In the end, it turned out that the new, more socially attuned Grammys failed to deliver on their promise of representation. The ceremony was a glorified sausage fest, dominated by hetero dudes while the women of the night failed to get the shine they deserved.
But across the pond, the United Kingdom’s greatest and most prolific music award ceremony, The BRITS, managed to get almost everything right when they dished out awards on Wednesday evening.
The thing is, we award our artists based on their creative merit — not just their cultural currency. While Bruno Mars was churning out hit after hit, performing at the halftime show at the Superbowl and selling shed loads of albums, the women in pop were creating much more impactful, meaningful music that the Grammys failed to recognize properly. Surely, those women deserved at least one of the six awards he took home?
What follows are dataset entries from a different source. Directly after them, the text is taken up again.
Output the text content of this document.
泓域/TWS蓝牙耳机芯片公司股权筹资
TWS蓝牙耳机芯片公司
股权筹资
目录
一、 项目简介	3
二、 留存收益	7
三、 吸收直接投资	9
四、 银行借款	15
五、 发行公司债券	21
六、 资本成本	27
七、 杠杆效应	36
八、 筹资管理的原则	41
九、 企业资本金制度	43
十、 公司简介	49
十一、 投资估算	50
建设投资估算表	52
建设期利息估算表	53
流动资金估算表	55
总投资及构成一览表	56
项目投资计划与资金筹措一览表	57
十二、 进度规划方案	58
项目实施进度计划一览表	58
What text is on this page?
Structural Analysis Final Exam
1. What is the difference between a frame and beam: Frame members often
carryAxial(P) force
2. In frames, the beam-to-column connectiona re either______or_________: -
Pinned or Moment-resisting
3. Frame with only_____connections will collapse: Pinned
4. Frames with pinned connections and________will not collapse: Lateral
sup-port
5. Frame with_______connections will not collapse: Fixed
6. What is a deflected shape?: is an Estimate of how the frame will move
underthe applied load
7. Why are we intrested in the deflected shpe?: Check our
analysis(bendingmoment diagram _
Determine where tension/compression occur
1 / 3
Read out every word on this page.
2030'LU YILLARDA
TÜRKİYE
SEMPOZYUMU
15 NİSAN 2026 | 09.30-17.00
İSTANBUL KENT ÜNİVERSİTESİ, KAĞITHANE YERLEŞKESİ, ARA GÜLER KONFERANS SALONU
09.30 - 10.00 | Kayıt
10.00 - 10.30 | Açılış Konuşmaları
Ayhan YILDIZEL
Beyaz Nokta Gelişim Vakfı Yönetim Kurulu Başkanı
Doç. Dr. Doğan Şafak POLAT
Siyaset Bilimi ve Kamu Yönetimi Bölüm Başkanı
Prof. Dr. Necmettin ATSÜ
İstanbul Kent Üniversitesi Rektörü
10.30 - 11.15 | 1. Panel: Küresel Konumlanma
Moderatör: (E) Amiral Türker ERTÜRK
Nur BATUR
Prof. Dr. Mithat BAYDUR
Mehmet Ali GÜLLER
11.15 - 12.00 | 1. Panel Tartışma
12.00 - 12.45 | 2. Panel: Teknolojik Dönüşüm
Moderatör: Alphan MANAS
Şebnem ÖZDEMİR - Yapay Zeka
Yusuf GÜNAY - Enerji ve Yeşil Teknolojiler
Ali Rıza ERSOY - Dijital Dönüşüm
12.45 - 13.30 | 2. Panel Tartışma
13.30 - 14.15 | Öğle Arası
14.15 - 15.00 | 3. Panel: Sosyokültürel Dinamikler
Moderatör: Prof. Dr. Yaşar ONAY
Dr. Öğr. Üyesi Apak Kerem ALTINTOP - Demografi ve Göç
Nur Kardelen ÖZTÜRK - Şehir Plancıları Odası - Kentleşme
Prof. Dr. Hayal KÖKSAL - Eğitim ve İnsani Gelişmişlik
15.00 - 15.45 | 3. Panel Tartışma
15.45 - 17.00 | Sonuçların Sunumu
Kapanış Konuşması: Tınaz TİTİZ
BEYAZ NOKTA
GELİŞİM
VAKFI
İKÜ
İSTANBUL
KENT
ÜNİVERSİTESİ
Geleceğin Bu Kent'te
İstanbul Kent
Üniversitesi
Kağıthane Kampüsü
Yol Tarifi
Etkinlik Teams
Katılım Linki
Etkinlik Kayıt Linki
From our perspective in the UK, The Grammys seem to vie for headlines, and openly embrace one artist sweeping the boards rather than a collection of greater, more deserving ones all fairly getting a piece each. That’s the way we like to do it. The most nominated artist at this year’s ceremony was, thankfully, a woman: Dua Lipa, pop music’s most fawned over new star, was up for five prizes. She took home two.
While it’s not always been this way (the decision makers do have to strike a balance between mainstream pop and more "laudable" music), it was refreshing to see the approach to dishing out awards feel like a celebration of talent, rather than how much time someone had spent nabbing press coverage.
Our approach to diversity feels like a reflection of our country’s creative bloodline, rather than an example of industry "tokenism," with categories like the British Breakthrough Act being dominated by men of color. Dave, J Hus, Sampha and Loyle Carner all nabbed a nomination – with Dua Lipa, who took the crown, thrown in for good measure.